ROCm / clr

MIT License
85 stars 35 forks source link

hipMemcpy2D fails with invalid arg if `hipMemcpyDefault` used #40

Closed hdelan closed 6 months ago

hdelan commented 6 months ago

This simple repro fails with ROCm 5.7

#include <hip/hip_runtime.h>

constexpr int width = 64;
constexpr int height = 64;
constexpr int src_sz = width * height;
constexpr int dst_offset = src_sz; // This larger offset fails
// constexpr int dst_offset = 1; // This small offset passes
constexpr int dst_sz = src_sz + dst_offset;

int main() {
  float *src, *dst;

  // Allocate memory on the device
  hipMalloc(&src, src_sz * sizeof(float));
  hipMallocManaged(&dst, dst_sz * sizeof(float));

  size_t pitch = width * sizeof(float); // no padding

  auto err = hipMemcpy2D(dst + dst_offset, pitch, src, pitch,
                         width * sizeof(float), height, hipMemcpyDefault);
  if (err != hipSuccess)
    printf("hipMemcpy2DAsync failed: %s\n", hipGetErrorString(err));

  hipFree(src);
  hipFree(dst);
}

Things that fix the invalid argument return code:

  1. Making the offset smaller
  2. Changing policy from hipMemcpyDefault to hipMemcpyDeviceToHost
  3. Changing hipMallocManaged to hipMalloc
$ hipcc --version
HIP version: 5.7.31921-d1770ee1b
AMD clang version 17.0.0 (https://github.com/RadeonOpenCompute/llvm-project roc-5.7.0 23352 d1e13c532a947d0cbfc94759c00dcf152294aa13)
Target: x86_64-unknown-linux-gnu
Thread model: posix
InstalledDir: /opt/rocm-5.7.0/llvm/bin
hdelan commented 6 months ago

It seems that this bug was introduced in rocm 5.6.0 as rocm 5.5.1 works.
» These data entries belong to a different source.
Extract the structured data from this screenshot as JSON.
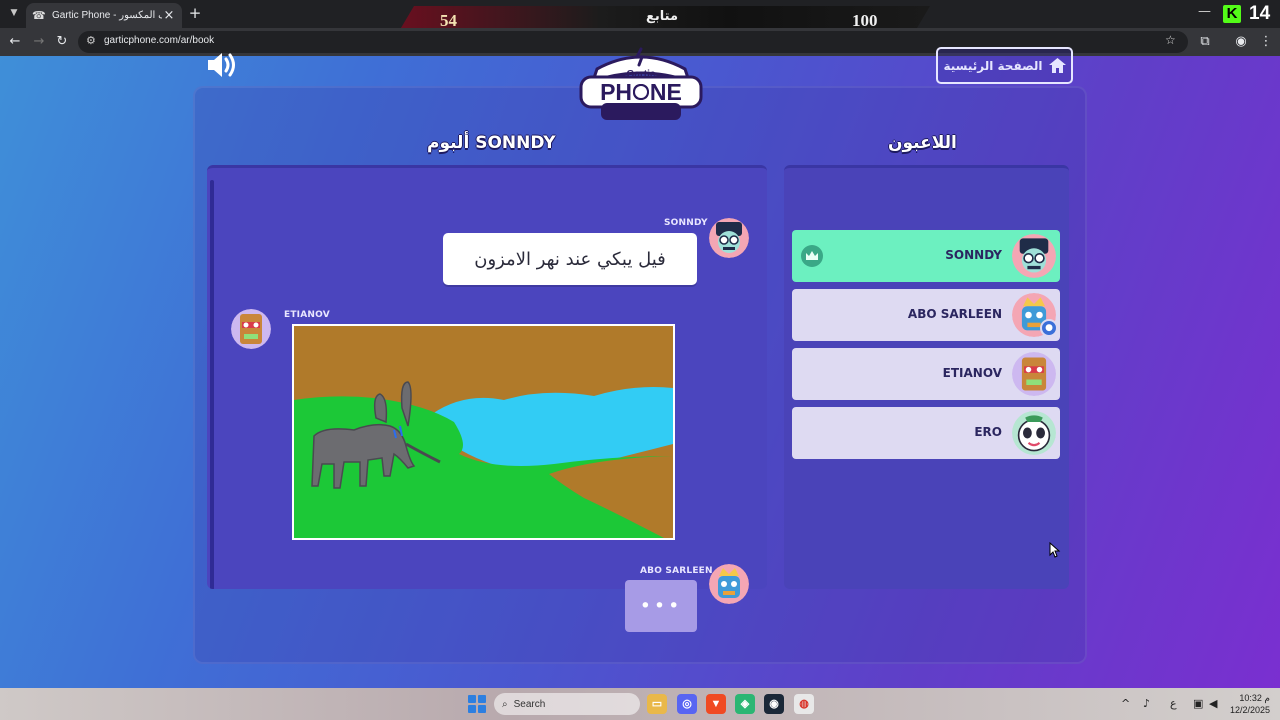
{
  "browser": {
    "tab_title": "Gartic Phone - الهاتف المكسور",
    "url": "garticphone.com/ar/book"
  },
  "overlay": {
    "score_left": "54",
    "score_center": "متابع",
    "score_right": "100",
    "kick_count": "14"
  },
  "game": {
    "home_button": "الصفحة الرئيسية",
    "album_title": "ألبوم SONNDY",
    "players_title": "اللاعبون",
    "album": {
      "entries": [
        {
          "author": "SONNDY",
          "type": "text",
          "text": "فيل يبكي عند نهر الامزون"
        },
        {
          "author": "ETIANOV",
          "type": "drawing",
          "drawing_alt": "elephant-by-river-drawing"
        },
        {
          "author": "ABO SARLEEN",
          "type": "typing",
          "text": "•••"
        }
      ]
    },
    "players": [
      {
        "name": "SONNDY",
        "active": true,
        "badge": "crown"
      },
      {
        "name": "ABO SARLEEN",
        "active": false,
        "badge": "host"
      },
      {
        "name": "ETIANOV",
        "active": false,
        "badge": ""
      },
      {
        "name": "ERO",
        "active": false,
        "badge": ""
      }
    ]
  },
  "taskbar": {
    "search_placeholder": "Search",
    "time": "10:32 م",
    "date": "12/2/2025",
    "lang": "ع"
  },
  "colors": {
    "active_player": "#6cf0c0",
    "panel": "#4b45be",
    "page_gradient_start": "#3f8fd8",
    "page_gradient_end": "#7a2fd0"
  }
}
iassiour commented 6 months ago

Thank you for reporting @hdelan . I can confirm this is a bug. Creating a PR internally to fix it. Will update this issue as soon as the fix appears in clr repo here.

hdelan commented 6 months ago

Thanks @iassiour . Let me know if there is any progress on this!

iassiour commented 6 months ago

Hi @hdelan. The fix has been merged to develop branch. https://github.com/ROCm/clr/commit/d3bfb55d7a934355257a72fab538a0a634b43cad Please let me know if this issue can be closed.

hdelan commented 6 months ago

Thanks @iassiour ! Yes this ticket can be closed. Can I just ask, which versions of ROCm will have this fix for HIP runtime?

iassiour commented 6 months ago

Hi @hdelan I do not know the specific version but the fix has already been merged into the develop branch so it should appear in one of the next releases.